Expansão, Conversões e Conflitos

O impacto da presença jesuítica no Japão foi imenso. Entre 1549 e 1570, cerca de 30 mil japoneses se converteram ao cristianismo. Esse número cresceu exponencialmente nas décadas seguintes, atingindo cerca de 300 mil fiéis no final do século XVI, segundo estimativas do historiador Charles Boxer. Centenas de igrejas foram erguidas, enquanto o cristianismo se enraizava em regiões como Kyushu. No entanto, o avanço da fé cristã também gerou desconfiança entre as autoridades locais.

Em 1587, o xógum Toyotomi Hideyoshi publicou o primeiro édito anticristão, ordenando a expulsão dos missionários e a proibição do culto cristão. A situação se agravou em 1597, com o martírio de 26 cristãos em Nagasaki. Hideyoshi via na religião cristã uma ameaça à estabilidade do xogunato, temendo que a lealdade dos convertidos ao Papa e aos reis de Portugal pudesse desestabilizar o seu poder.

Após a morte de Hideyoshi, Tokugawa Ieyasu assumiu o controle do Japão, inaugurando um novo período de repressão religiosa. Em 1614, o cristianismo foi oficialmente banido, com igrejas fechadas e fiéis ameaçados. Os jesuítas, mesmo sob risco de morte, continuaram a entrar clandestinamente no país, frequentemente disfarçados de mercadores. Foi nesse contexto que surgiram os chamados "cristãos escondidos" (kakure kirishitan), que mantiveram a fé viva por gerações.

Declínio e Resistência

A repressão atingiu o seu ápice na década de 1630, com perseguições brutais e o massacre de Shimabara, em que quase 40 mil cristãos foram mortos após uma revolta camponesa.

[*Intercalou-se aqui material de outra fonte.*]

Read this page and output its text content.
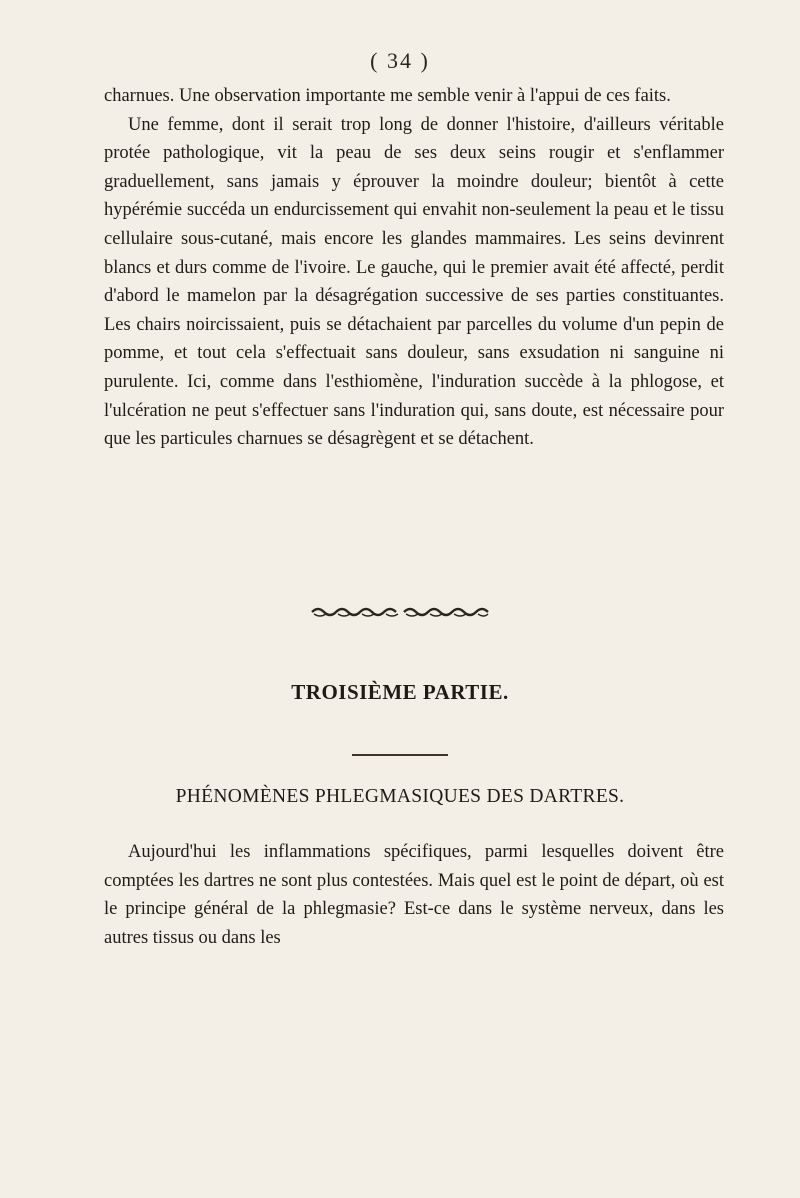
( 34 )

charnues. Une observation importante me semble venir à l'appui de ces faits.

Une femme, dont il serait trop long de donner l'histoire, d'ailleurs véritable protée pathologique, vit la peau de ses deux seins rougir et s'enflammer graduellement, sans jamais y éprouver la moindre douleur; bientôt à cette hypérémie succéda un endurcissement qui envahit non-seulement la peau et le tissu cellulaire sous-cutané, mais encore les glandes mammaires. Les seins devinrent blancs et durs comme de l'ivoire. Le gauche, qui le premier avait été affecté, perdit d'abord le mamelon par la désagrégation successive de ses parties constituantes. Les chairs noircissaient, puis se détachaient par parcelles du volume d'un pepin de pomme, et tout cela s'effectuait sans douleur, sans exsudation ni sanguine ni purulente. Ici, comme dans l'esthiomène, l'induration succède à la phlogose, et l'ulcération ne peut s'effectuer sans l'induration qui, sans doute, est nécessaire pour que les particules charnues se désagrègent et se détachent.

TROISIÈME PARTIE.
PHÉNOMÈNES PHLEGMASIQUES DES DARTRES.

Aujourd'hui les inflammations spécifiques, parmi lesquelles doivent être comptées les dartres ne sont plus contestées. Mais quel est le point de départ, où est le principe général de la phlegmasie? Est-ce dans le système nerveux, dans les autres tissus ou dans les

Em 1639, o xogum proibiu definitivamente o comércio com Portugal, encerrando uma era de trocas culturais e comerciais. Os últimos registros de jesuítas no Japão datam de 1642 e 1643, marcando o fim oficial da presença missionária portuguesa naquele arquipélago.

Apesar da extinção das missões, o legado dos jesuítas perdurou. O cripto cristianismo sobreviveu até meados do século XIX, quando o Japão voltou a reabrir as suas portas ao Ocidente.

A história desses missionários, com suas estratégias pioneiras e sacrifícios extremos, permanece como um capítulo notável na interseção entre fé, comércio e cultura no Extremo Oriente.